Одному «хитроумному» плану, таким образом, противопоставлялся другой, в одной части более решительный, в другой более циничный — впрочем, скорее наивный своей сверхулисовской дипломатией с упразднением фактически несуществующего Самарского правительства. Когда читаешь повествование Святицкого, не можешь отрешиться от мысли, что инициатор упомянутого эсеровского совещания, быть может, применял в данном случае только обволакивающую тактику и в отношении своих партийных единомышленников: надо было тем или иным путём пресечь протест в случае переезда Директории в Омск.
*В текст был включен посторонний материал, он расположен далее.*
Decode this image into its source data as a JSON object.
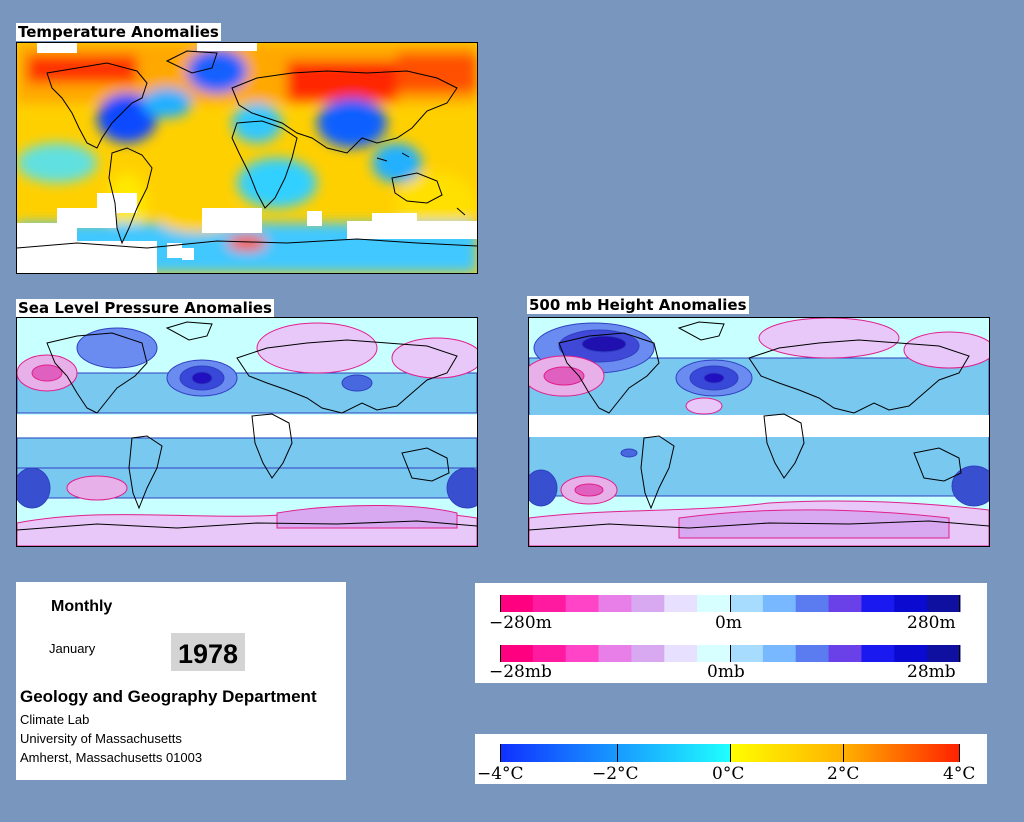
{
  "maps": {
    "temperature": {
      "title": "Temperature Anomalies"
    },
    "slp": {
      "title": "Sea Level Pressure Anomalies"
    },
    "height500": {
      "title": "500 mb Height Anomalies"
    }
  },
  "info": {
    "period": "Monthly",
    "month": "January",
    "year": "1978",
    "department": "Geology and Geography Department",
    "lab": "Climate Lab",
    "university": "University of Massachusetts",
    "address": "Amherst, Massachusetts 01003"
  },
  "scales": {
    "height": {
      "labels": [
        "−280m",
        "0m",
        "280m"
      ]
    },
    "pressure": {
      "labels": [
        "−28mb",
        "0mb",
        "28mb"
      ]
    },
    "temperature": {
      "labels": [
        "−4°C",
        "−2°C",
        "0°C",
        "2°C",
        "4°C"
      ]
    }
  },
  "colors": {
    "background": "#7896be",
    "anomaly_scale": [
      "#ff0080",
      "#ff1aa0",
      "#ff44c8",
      "#e87ee8",
      "#d8a8f0",
      "#e8e0ff",
      "#d8ffff",
      "#a8dcff",
      "#78b8ff",
      "#5a7cf0",
      "#6a40e8",
      "#1a1af0",
      "#0a0ad0",
      "#1010a0"
    ],
    "temperature_scale": [
      "#1030ff",
      "#1890ff",
      "#20d8ff",
      "#60ffe0",
      "#ffff00",
      "#ffd000",
      "#ff9000",
      "#ff3000"
    ]
  }
}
Применённый метод был опасен и чреват последствиями. Если не сделать такого рода предположения, то, в сущности, придётся признать, что в эти дни в Уфе был составлен «заговор» против Сибирского правительства, причём заговорщики расходились лишь в методах практического осуществления этого «заговора».

Трудно было предположить, что Сибирское правительство не раскусит такого ореха. В действительности же новый «заговор» неизбежно приводил к столкновению двух соперничающих сил. Если не Сибирское правительство как таковое, то отдельные его члены с самого начала стремились устранить ту «громадную опасность», которую представлял долженствовавший собраться 1 января эсеровский осколок «Уредительного Собрания»… «Ликвидация этого Собрания, что возможно лишь при участии союзников, является Вашей главной обязанностью», — писал Иванов-Ринов 30 сентября уезжающему в Америку и Зап. Европу кн. Львову.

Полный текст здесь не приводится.